Rund 120 Millionen Besucher und Besucherinnen nutzen das Bildungs- und Kulturangebot deutscher Bibliotheken im Jahr. Der Deutsche Rat für kulturelle Bildung hat im September eine Studie zur Digitalisierung des Bibliotheksangebots herausgegeben. Eines der Ergebnisse: Digitalisierung wirkt sich auf das Image und das Angebotsspektrum der Bibliotheken stark positiv aus.

Im Deutschen Bibliotheksverband weiß man das seit langem. Um es anschaulich zu untermauern, lud der Verband deshalb eine Gruppe von  Journalisten zu einer Pressereise nach Lettland und Litauen ein. Die Ausgangsfrage: Wie sollte die Bibliothek der Zukunft aussehen?

Wissen öffentlich zugänglich machen

Haben die Bibliotheken ihr Informationsmonopol verloren? Lässt sich nicht alles Wissenswerte im Internet finden? Die baltischen Staaten machen in fast perfekter Form vor, wie Bibliotheken und das Internet eine höchst fruchtbare Symbiose eingehen, wie das traditionell in Bibliotheken gesammelte Wissen und das in Archiven bewahrte historische Gedächtnis öffentlich zugänglich gemacht werden können.

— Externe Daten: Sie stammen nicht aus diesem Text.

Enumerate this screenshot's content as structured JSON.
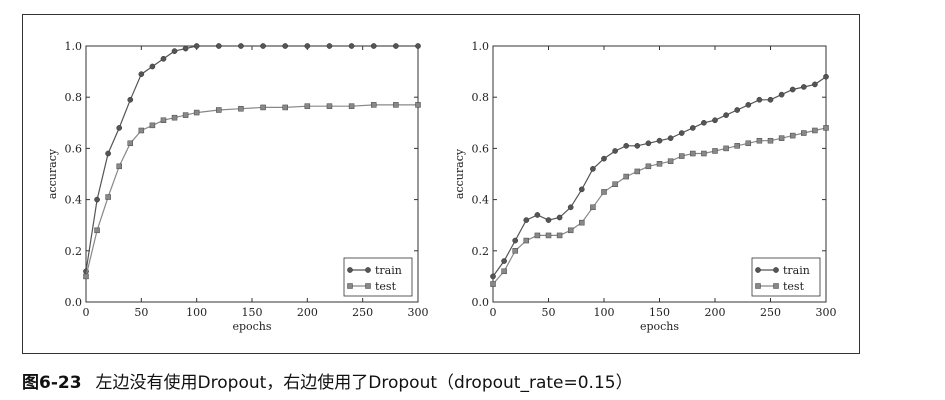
{
  "caption": {
    "figure_number": "图6-23",
    "text": "左边没有使用Dropout，右边使用了Dropout（dropout_rate=0.15）"
  },
  "colors": {
    "train": "#555555",
    "test": "#888888",
    "axis": "#333333"
  },
  "chart_data": [
    {
      "type": "line",
      "title": "",
      "xlabel": "epochs",
      "ylabel": "accuracy",
      "xlim": [
        0,
        300
      ],
      "ylim": [
        0.0,
        1.0
      ],
      "xticks": [
        "0",
        "50",
        "100",
        "150",
        "200",
        "250",
        "300"
      ],
      "yticks": [
        "0.0",
        "0.2",
        "0.4",
        "0.6",
        "0.8",
        "1.0"
      ],
      "legend_position": "bottom-right",
      "grid": false,
      "series": [
        {
          "name": "train",
          "marker": "circle",
          "x": [
            0,
            10,
            20,
            30,
            40,
            50,
            60,
            70,
            80,
            90,
            100,
            120,
            140,
            160,
            180,
            200,
            220,
            240,
            260,
            280,
            300
          ],
          "y": [
            0.12,
            0.4,
            0.58,
            0.68,
            0.79,
            0.89,
            0.92,
            0.95,
            0.98,
            0.99,
            1.0,
            1.0,
            1.0,
            1.0,
            1.0,
            1.0,
            1.0,
            1.0,
            1.0,
            1.0,
            1.0
          ]
        },
        {
          "name": "test",
          "marker": "square",
          "x": [
            0,
            10,
            20,
            30,
            40,
            50,
            60,
            70,
            80,
            90,
            100,
            120,
            140,
            160,
            180,
            200,
            220,
            240,
            260,
            280,
            300
          ],
          "y": [
            0.1,
            0.28,
            0.41,
            0.53,
            0.62,
            0.67,
            0.69,
            0.71,
            0.72,
            0.73,
            0.74,
            0.75,
            0.755,
            0.76,
            0.76,
            0.765,
            0.765,
            0.765,
            0.77,
            0.77,
            0.77
          ]
        }
      ]
    },
    {
      "type": "line",
      "title": "",
      "xlabel": "epochs",
      "ylabel": "accuracy",
      "xlim": [
        0,
        300
      ],
      "ylim": [
        0.0,
        1.0
      ],
      "xticks": [
        "0",
        "50",
        "100",
        "150",
        "200",
        "250",
        "300"
      ],
      "yticks": [
        "0.0",
        "0.2",
        "0.4",
        "0.6",
        "0.8",
        "1.0"
      ],
      "legend_position": "bottom-right",
      "grid": false,
      "series": [
        {
          "name": "train",
          "marker": "circle",
          "x": [
            0,
            10,
            20,
            30,
            40,
            50,
            60,
            70,
            80,
            90,
            100,
            110,
            120,
            130,
            140,
            150,
            160,
            170,
            180,
            190,
            200,
            210,
            220,
            230,
            240,
            250,
            260,
            270,
            280,
            290,
            300
          ],
          "y": [
            0.1,
            0.16,
            0.24,
            0.32,
            0.34,
            0.32,
            0.33,
            0.37,
            0.44,
            0.52,
            0.56,
            0.59,
            0.61,
            0.61,
            0.62,
            0.63,
            0.64,
            0.66,
            0.68,
            0.7,
            0.71,
            0.73,
            0.75,
            0.77,
            0.79,
            0.79,
            0.81,
            0.83,
            0.84,
            0.85,
            0.88
          ]
        },
        {
          "name": "test",
          "marker": "square",
          "x": [
            0,
            10,
            20,
            30,
            40,
            50,
            60,
            70,
            80,
            90,
            100,
            110,
            120,
            130,
            140,
            150,
            160,
            170,
            180,
            190,
            200,
            210,
            220,
            230,
            240,
            250,
            260,
            270,
            280,
            290,
            300
          ],
          "y": [
            0.07,
            0.12,
            0.2,
            0.24,
            0.26,
            0.26,
            0.26,
            0.28,
            0.31,
            0.37,
            0.43,
            0.46,
            0.49,
            0.51,
            0.53,
            0.54,
            0.55,
            0.57,
            0.58,
            0.58,
            0.59,
            0.6,
            0.61,
            0.62,
            0.63,
            0.63,
            0.64,
            0.65,
            0.66,
            0.67,
            0.68
          ]
        }
      ]
    }
  ]
}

Manchmal hat "Kleinsein" Vorteile. Lettland beispielsweise mit seinen nur knapp zwei Millionen Einwohnern bietet überschaubare Verhältnisse, in denen sich eine digitale Infrastruktur gut errichten und verwalten lässt. So gut, dass das Land wegen seiner weit vorangeschrittenen Digitalisierung immer mehr Startups anlockt - und bei der digitalen Bewahrung des kulturellen Erbes vorbildlich geworden ist.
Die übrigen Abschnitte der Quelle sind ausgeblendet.